Belief Propagation for Min-cost Network Flow: Convergence & Correctness

  • David Gamarnik
  • Devavrat Shah
  • Yehua Wei

We formulate a Belief Propagation (BP) algorithm in the context of the capacitated minimum-cost network flow problem (ℳ ℱ). Unlike most of the instances of BP studied in the past, the messages of BP in the context of this problem are piecewise-linear functions. We prove that BP converges to the optimal solution in pseudo-polynomial time, provided that the optimal solution is unique and the problem input is integral. Moreover, we present a simple modification of the BP algorithm which gives a fully polynomial-time randomized approximation scheme (FPRAS) for ℳ ℱ. This is the first instance where BP is proved to have fully-polynomial running time.

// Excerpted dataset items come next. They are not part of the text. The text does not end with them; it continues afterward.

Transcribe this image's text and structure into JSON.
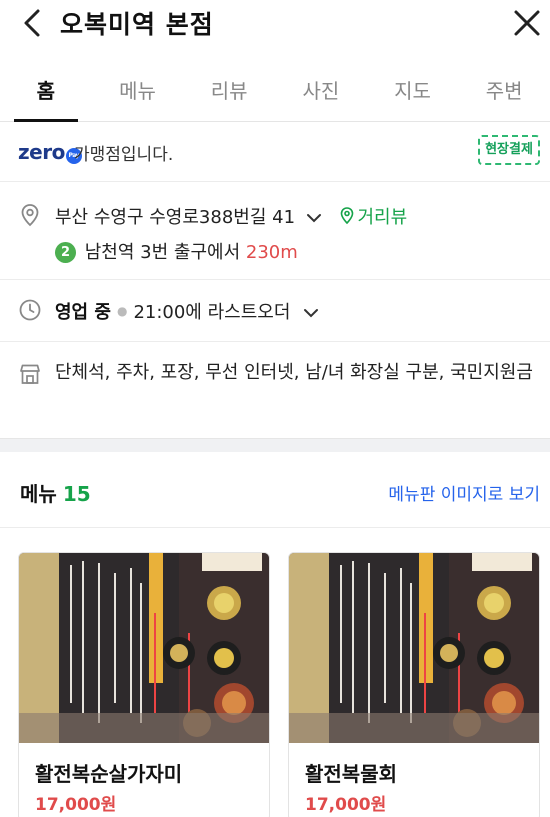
{
  "header": {
    "title": "오복미역 본점"
  },
  "tabs": [
    {
      "label": "홈",
      "active": true
    },
    {
      "label": "메뉴"
    },
    {
      "label": "리뷰"
    },
    {
      "label": "사진"
    },
    {
      "label": "지도"
    },
    {
      "label": "주변"
    }
  ],
  "zeropay": {
    "logo": "zero",
    "logo_badge": "Pay",
    "text": "가맹점입니다.",
    "badge": "현장결제"
  },
  "address": {
    "text": "부산 수영구 수영로388번길 41",
    "streetview": "거리뷰",
    "subway_line": "2",
    "subway_station": "남천역",
    "subway_exit": "3번 출구에서",
    "distance": "230m"
  },
  "hours": {
    "status": "영업 중",
    "detail": "21:00에 라스트오더"
  },
  "amenities": {
    "text": "단체석, 주차, 포장, 무선 인터넷, 남/녀 화장실 구분, 국민지원금"
  },
  "menu_section": {
    "title": "메뉴",
    "count": "15",
    "link": "메뉴판 이미지로 보기"
  },
  "menu_items": [
    {
      "name": "활전복순살가자미",
      "price": "17,000원"
    },
    {
      "name": "활전복물회",
      "price": "17,000원"
    }
  ],
  "colors": {
    "accent_green": "#16a34a",
    "link_blue": "#2563eb",
    "price_red": "#e04b4b"
  }
}
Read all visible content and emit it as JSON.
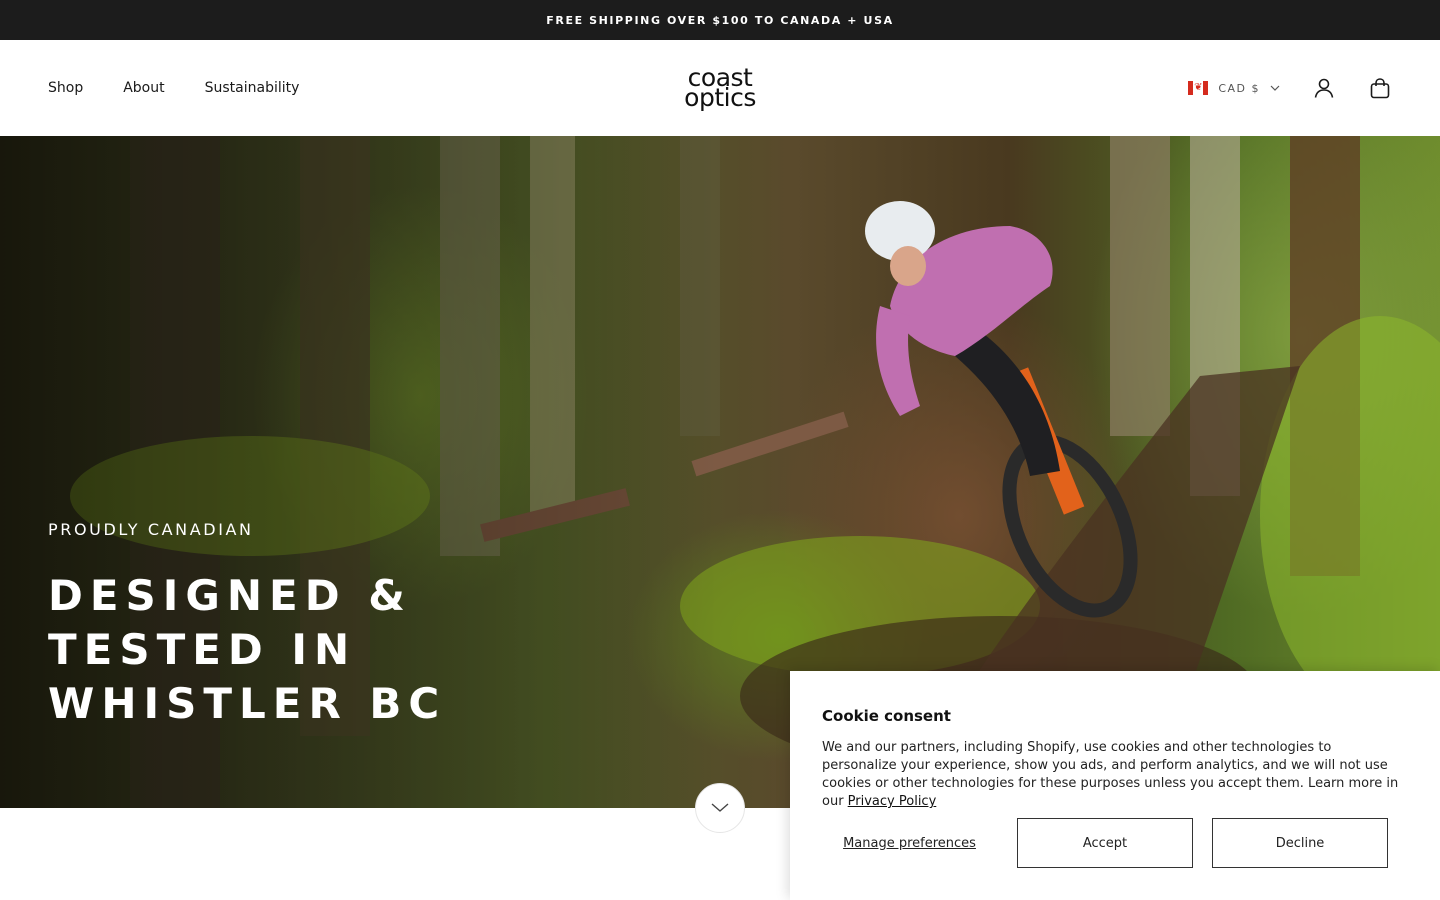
{
  "announcement": {
    "text": "FREE SHIPPING OVER $100 TO CANADA + USA"
  },
  "header": {
    "nav": [
      {
        "label": "Shop"
      },
      {
        "label": "About"
      },
      {
        "label": "Sustainability"
      }
    ],
    "logo": {
      "line1": "coast",
      "line2": "optics"
    },
    "currency": {
      "label": "CAD $",
      "flag": "canada-flag"
    },
    "icons": {
      "account": "account-icon",
      "cart": "bag-icon"
    }
  },
  "hero": {
    "eyebrow": "PROUDLY CANADIAN",
    "headline": "DESIGNED & TESTED IN WHISTLER BC",
    "scroll_icon": "chevron-down-icon"
  },
  "cookie": {
    "title": "Cookie consent",
    "body": "We and our partners, including Shopify, use cookies and other technologies to personalize your experience, show you ads, and perform analytics, and we will not use cookies or other technologies for these purposes unless you accept them. Learn more in our ",
    "link": "Privacy Policy",
    "manage": "Manage preferences",
    "accept": "Accept",
    "decline": "Decline"
  },
  "colors": {
    "announcement_bg": "#1c1c1c",
    "text": "#1a1a1a",
    "flag_red": "#d52b1e"
  }
}
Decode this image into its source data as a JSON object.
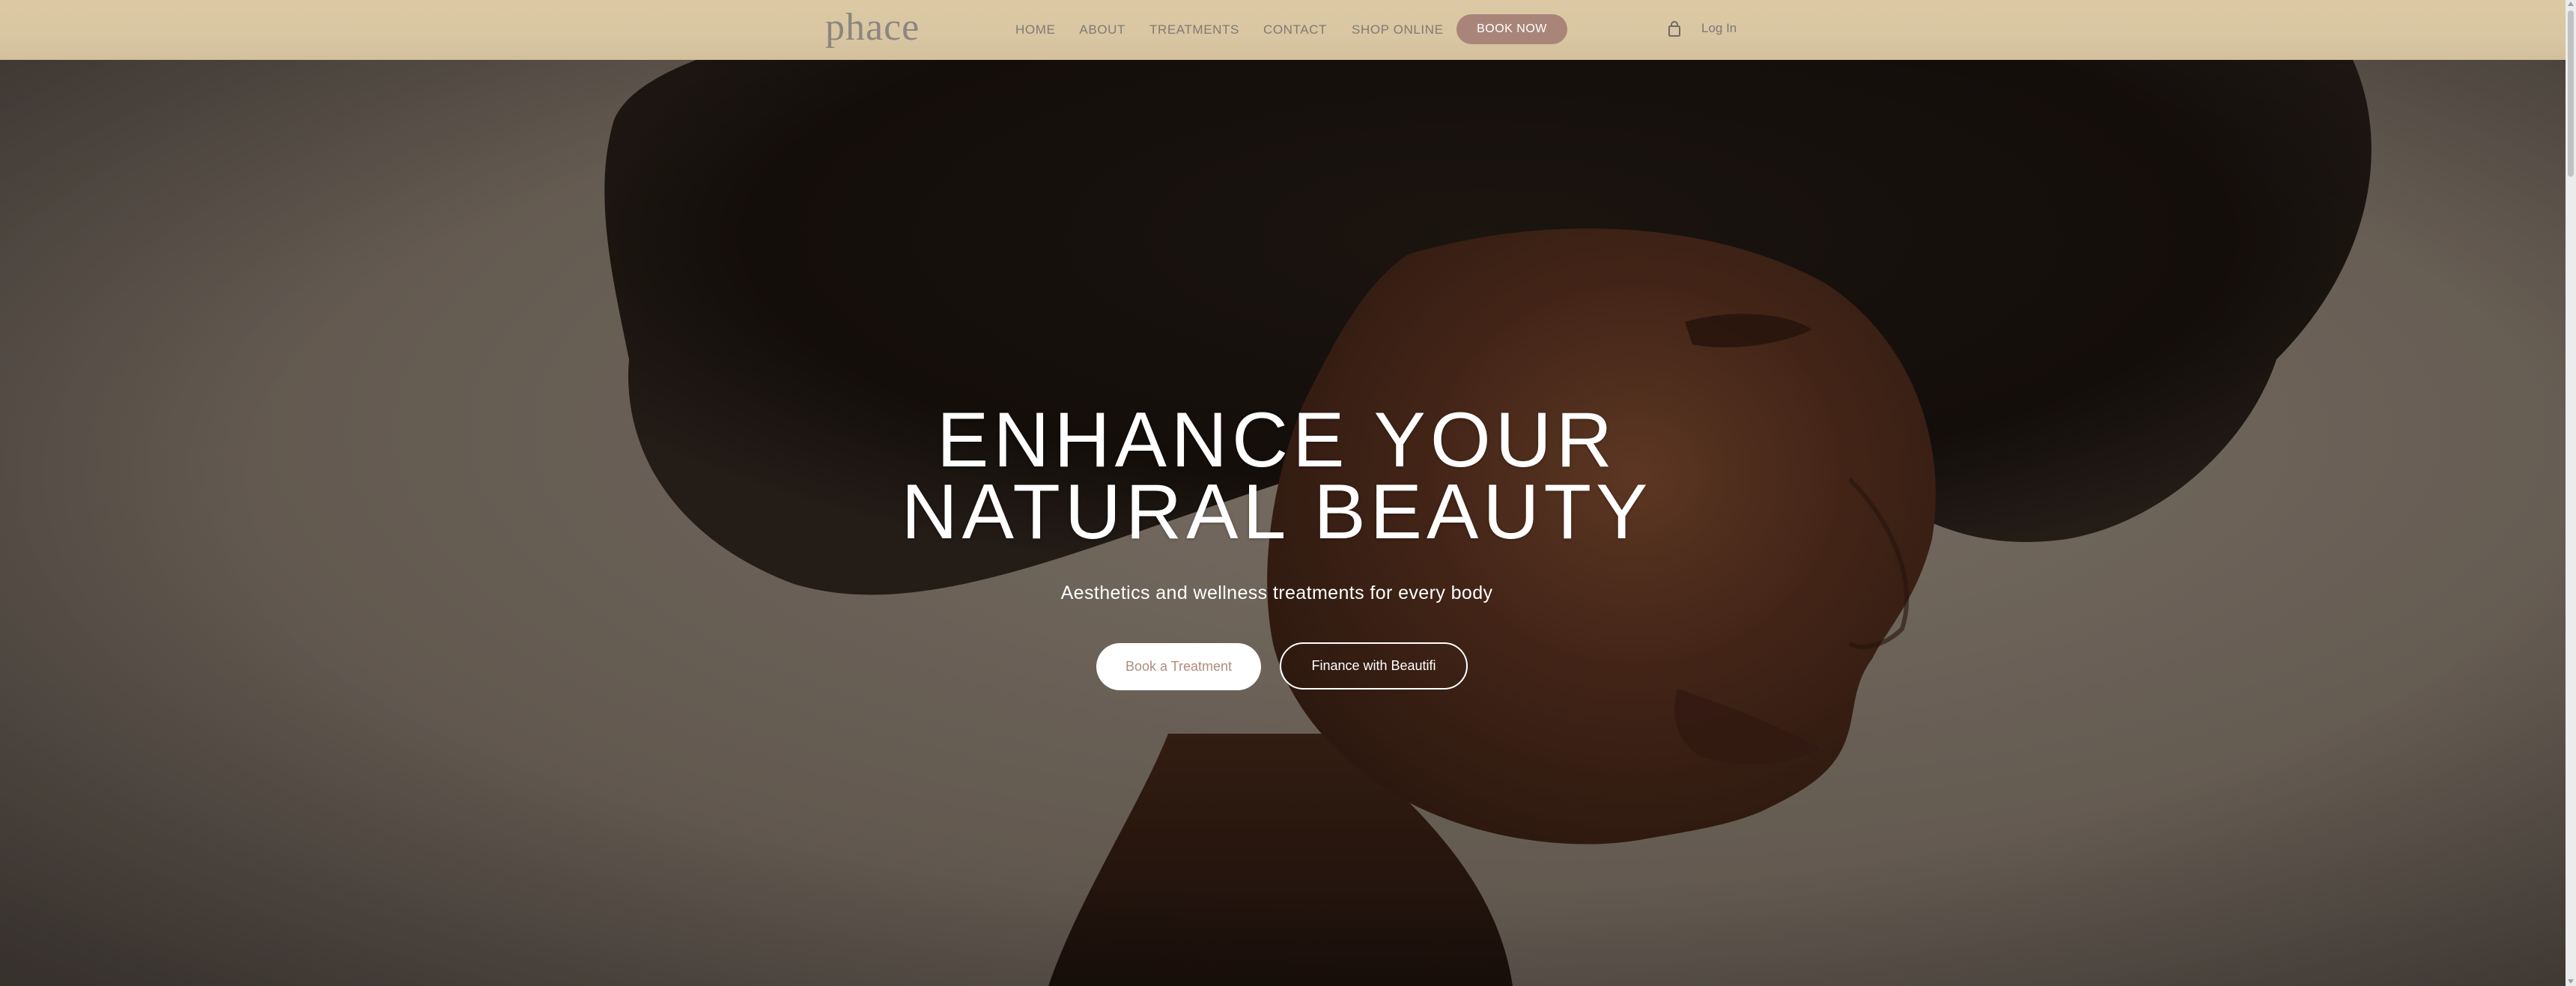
{
  "header": {
    "logo_text": "phace",
    "nav": {
      "home": "HOME",
      "about": "ABOUT",
      "treatments": "TREATMENTS",
      "contact": "CONTACT",
      "shop": "SHOP ONLINE"
    },
    "book_now_label": "BOOK NOW",
    "cart_icon": "shopping-bag-icon",
    "login_label": "Log In"
  },
  "hero": {
    "headline_line1": "ENHANCE YOUR",
    "headline_line2": "NATURAL BEAUTY",
    "subheadline": "Aesthetics and wellness treatments for every body",
    "primary_cta": "Book a Treatment",
    "secondary_cta": "Finance with Beautifi"
  },
  "colors": {
    "header_bg": "#dac7a3",
    "book_now_bg": "#a98579",
    "nav_text": "#7f7a73",
    "primary_cta_text": "#b08c80",
    "hero_text": "#ffffff"
  }
}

FOCS Conference 1998 Conference Paper

Stability of Adversarial Queues via Fluid Models

  • David Gamarnik

The subject of this paper is stability properties of adversarial queueing networks. Such queueing systems are used to model packet switch communication networks, in which packets are generated and routed dynamically, and have become a subject of research focus recently. Adversarial queueing networks are defined to be stable, if the number of packets stays bounded over time. A central question is determining which adversarial queueing networks are stable, when an arbitrary greedy packet routing policy is implemented. In this paper we show how stability of a queueing network can be determined by considering an associated fluid models. Our main result is that the stability of the fluid model implies the stability of an underlying adversarial queueing network. This opens an opportunity for analyzing stability of adversarial networks, using established stability methods from continuous time processes, for example, the method of Lyapunov function or trajectory decomposition. We demonstrate the use of these methods on several examples.